For the four months ended April 30, Inchcape's revenue was GBP2.1 billion, down 32% from the year prior. On a like-for like basis, revenue was down 25%, and at constant currency, it was down 32%. By business, retail revenue was down 41% and distribution revenue by 23%.

In March, Inchcape said a large number of its markets have been hurt by closures as national governments implement lockdowns in a bid to stop the spread of the virus.

On Thursday, it said the closures led to a 75% drop in April sales, on a like-for-like basis. It currently is open in 25 markets but remains closed in 8.

Looking ahead, Chief Executive Stefan Bomhard said: "As our markets reopen, we anticipate business activity levels will be subdued and as such the mobilisation of our colleagues will be gradual. It is clear that the impact on global economies will continue to be felt for the rest of the year and into 2021, and Inchcape will be adjusting its cost-base accordingly. We have strong liquidity and our distribution model provides higher profitability, a more flexible cost base, low capital-intensity and strong cash generation, which will be key factors in the recovery of the business."

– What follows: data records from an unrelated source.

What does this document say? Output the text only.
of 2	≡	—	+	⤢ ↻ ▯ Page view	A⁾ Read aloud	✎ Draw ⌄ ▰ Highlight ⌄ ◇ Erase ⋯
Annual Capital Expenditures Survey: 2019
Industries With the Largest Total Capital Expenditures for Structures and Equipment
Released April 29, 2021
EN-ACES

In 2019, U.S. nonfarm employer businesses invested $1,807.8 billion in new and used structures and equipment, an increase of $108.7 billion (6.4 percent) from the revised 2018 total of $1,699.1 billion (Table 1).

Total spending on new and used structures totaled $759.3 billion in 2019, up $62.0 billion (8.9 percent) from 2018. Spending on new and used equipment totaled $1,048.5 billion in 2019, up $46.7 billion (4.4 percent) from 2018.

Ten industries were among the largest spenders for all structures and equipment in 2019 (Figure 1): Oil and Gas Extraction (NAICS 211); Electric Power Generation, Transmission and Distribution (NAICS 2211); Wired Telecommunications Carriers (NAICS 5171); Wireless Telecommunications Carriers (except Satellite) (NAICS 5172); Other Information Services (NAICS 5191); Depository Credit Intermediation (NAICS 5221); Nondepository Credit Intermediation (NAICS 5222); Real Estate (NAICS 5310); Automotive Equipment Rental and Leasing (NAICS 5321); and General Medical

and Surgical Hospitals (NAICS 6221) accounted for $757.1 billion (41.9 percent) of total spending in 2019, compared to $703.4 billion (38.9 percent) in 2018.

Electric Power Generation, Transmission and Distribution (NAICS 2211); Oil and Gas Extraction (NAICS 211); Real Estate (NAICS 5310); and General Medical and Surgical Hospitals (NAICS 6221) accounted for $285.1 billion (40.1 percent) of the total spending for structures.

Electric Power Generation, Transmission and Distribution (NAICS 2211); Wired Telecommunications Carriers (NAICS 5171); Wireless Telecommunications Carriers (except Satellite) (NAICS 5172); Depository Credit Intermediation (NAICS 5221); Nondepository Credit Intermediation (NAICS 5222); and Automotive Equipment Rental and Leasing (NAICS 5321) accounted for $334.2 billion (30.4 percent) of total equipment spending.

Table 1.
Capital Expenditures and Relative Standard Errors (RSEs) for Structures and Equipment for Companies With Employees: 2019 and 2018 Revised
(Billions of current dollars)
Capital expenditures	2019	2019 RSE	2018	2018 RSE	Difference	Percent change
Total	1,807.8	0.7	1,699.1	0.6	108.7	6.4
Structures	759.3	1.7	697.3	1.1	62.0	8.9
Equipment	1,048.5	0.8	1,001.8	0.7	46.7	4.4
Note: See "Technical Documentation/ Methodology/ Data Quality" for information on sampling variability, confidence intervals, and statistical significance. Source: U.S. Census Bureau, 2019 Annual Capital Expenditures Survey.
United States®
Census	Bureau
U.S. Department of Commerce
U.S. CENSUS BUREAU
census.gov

Inchcape said it has drawn down GBP100 million under the Covid Corporate Financing Facility. The UK government programme is designed to help larger firms to maintain liquidity amid disruption caused by the Covid-19 outbreak, through the purchase of short-term debt in the form of commercial paper.

It said that in addition to the funding, it has available cash of GBP245 million and GBP420 million of headroom in its revolving credit facility, and therefore remains comfortable it has sufficient financial resources to allow it to continue to trade through an extended period of disruption.